Four years after the attack, in which some of the waiters had helped save lives and a couple of them succumbed to the bullets, these 10 former waiters are out on the road, said Vishwas Utagi, Secretary, All-India Bank Employees Association (AIBEA), in support of the former waiters.

Dressed in their trade-mark red t-shirts with Leopold written on it, the 10 former employees say they had lost their jobs at the Café, and most of them had no official reason or document given to them. One of the former waiters, though, was asked to go for trying to form a trade union, the former waiter said on Wednesday.

The employees were also targeted because they questioned their employer on their provident fund and other such entitlements that the employer was not provisioning for, alleged AIBEA’s Utagi.

state support

The 10 former Leopold employees and their families will go on a five-day fast at Mumbai’s Azad Maidan from Thursday, seeking intervention by the State Government.

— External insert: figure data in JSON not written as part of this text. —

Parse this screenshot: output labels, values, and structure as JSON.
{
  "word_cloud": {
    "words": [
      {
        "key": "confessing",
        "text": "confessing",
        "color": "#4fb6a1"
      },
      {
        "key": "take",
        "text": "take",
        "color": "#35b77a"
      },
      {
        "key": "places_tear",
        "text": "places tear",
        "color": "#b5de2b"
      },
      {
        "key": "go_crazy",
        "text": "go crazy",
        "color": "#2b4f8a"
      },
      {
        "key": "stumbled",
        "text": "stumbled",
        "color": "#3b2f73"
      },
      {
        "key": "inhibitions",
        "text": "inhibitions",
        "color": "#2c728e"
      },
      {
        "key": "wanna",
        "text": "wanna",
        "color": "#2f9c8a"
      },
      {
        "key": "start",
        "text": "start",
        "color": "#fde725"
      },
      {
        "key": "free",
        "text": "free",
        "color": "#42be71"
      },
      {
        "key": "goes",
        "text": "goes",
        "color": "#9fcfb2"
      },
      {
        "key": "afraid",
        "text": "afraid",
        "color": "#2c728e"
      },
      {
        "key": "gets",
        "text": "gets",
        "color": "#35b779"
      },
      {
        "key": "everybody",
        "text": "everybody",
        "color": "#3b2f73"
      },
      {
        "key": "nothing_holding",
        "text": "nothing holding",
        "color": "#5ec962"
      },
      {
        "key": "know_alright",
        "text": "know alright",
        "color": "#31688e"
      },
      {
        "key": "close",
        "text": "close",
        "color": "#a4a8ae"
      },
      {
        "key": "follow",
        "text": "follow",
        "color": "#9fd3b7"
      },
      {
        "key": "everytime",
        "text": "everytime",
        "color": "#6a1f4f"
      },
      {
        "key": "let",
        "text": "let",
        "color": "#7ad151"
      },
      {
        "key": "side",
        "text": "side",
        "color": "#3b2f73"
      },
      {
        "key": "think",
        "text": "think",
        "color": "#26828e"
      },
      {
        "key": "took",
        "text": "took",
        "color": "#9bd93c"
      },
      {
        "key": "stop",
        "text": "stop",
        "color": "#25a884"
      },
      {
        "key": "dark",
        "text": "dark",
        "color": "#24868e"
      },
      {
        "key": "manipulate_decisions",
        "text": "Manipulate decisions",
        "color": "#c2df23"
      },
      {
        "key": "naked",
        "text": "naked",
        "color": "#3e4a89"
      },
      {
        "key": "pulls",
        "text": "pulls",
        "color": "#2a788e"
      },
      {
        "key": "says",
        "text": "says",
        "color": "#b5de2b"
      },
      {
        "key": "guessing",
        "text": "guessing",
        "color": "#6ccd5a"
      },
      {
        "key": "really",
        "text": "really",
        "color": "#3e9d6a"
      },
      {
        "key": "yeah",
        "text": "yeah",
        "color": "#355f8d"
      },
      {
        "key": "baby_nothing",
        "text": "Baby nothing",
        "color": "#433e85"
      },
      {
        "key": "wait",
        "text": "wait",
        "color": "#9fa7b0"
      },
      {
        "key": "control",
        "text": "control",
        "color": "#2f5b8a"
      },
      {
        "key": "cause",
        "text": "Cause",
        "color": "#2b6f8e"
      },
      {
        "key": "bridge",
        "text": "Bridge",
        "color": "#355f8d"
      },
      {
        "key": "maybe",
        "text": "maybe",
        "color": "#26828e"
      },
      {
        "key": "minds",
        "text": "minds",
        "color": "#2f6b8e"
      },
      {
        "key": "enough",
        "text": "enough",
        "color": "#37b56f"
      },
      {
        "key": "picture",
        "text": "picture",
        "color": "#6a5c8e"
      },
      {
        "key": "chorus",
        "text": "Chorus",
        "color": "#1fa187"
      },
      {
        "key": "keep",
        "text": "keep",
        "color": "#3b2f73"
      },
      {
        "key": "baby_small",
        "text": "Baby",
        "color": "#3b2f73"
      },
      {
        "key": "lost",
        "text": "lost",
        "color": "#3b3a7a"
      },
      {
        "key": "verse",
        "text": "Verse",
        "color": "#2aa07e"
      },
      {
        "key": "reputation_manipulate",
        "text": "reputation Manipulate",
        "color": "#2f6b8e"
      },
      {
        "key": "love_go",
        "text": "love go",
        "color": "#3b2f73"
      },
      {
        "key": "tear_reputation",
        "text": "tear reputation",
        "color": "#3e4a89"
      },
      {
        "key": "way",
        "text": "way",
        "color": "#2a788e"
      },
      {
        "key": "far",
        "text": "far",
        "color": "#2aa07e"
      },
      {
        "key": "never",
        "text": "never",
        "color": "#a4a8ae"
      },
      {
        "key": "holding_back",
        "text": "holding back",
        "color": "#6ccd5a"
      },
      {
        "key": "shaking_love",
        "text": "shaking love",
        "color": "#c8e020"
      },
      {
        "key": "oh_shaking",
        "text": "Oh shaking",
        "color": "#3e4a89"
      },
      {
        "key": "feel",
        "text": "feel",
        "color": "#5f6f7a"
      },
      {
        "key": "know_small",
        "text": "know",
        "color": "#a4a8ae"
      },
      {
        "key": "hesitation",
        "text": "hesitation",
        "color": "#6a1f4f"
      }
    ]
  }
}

Partner of Leopold Café, Farhang Jehani, though, could not be reached for a comment. However, a recent media report quoted Jehani saying that the waiters had misbehaved with patrons and kept tips amounting to Rs 25,000-30,000 each per month. Each of them resigned of his own accord, either amicably or after being confronted with misdemeanours, he had said. This was refuted by the former waiters, who said that they had to pay for their own uniforms, when their salary was just Rs 3,500 a month. The owner also deducted Rs 80 a head for night shifts and Rs 60 on day shifts from their tips, they alleged.

Holding up a mug with a picture of the bullet-hole from Leopold’s wall, the former employees said that the mug was being sold as memorabilia for Rs 350 and the café continues to do roaring business, with much interest coming because it was a victim of the terror-attacks. But for these former employees, some of who had helped save the patrons at the Café, it is a sad irony, says Utagi.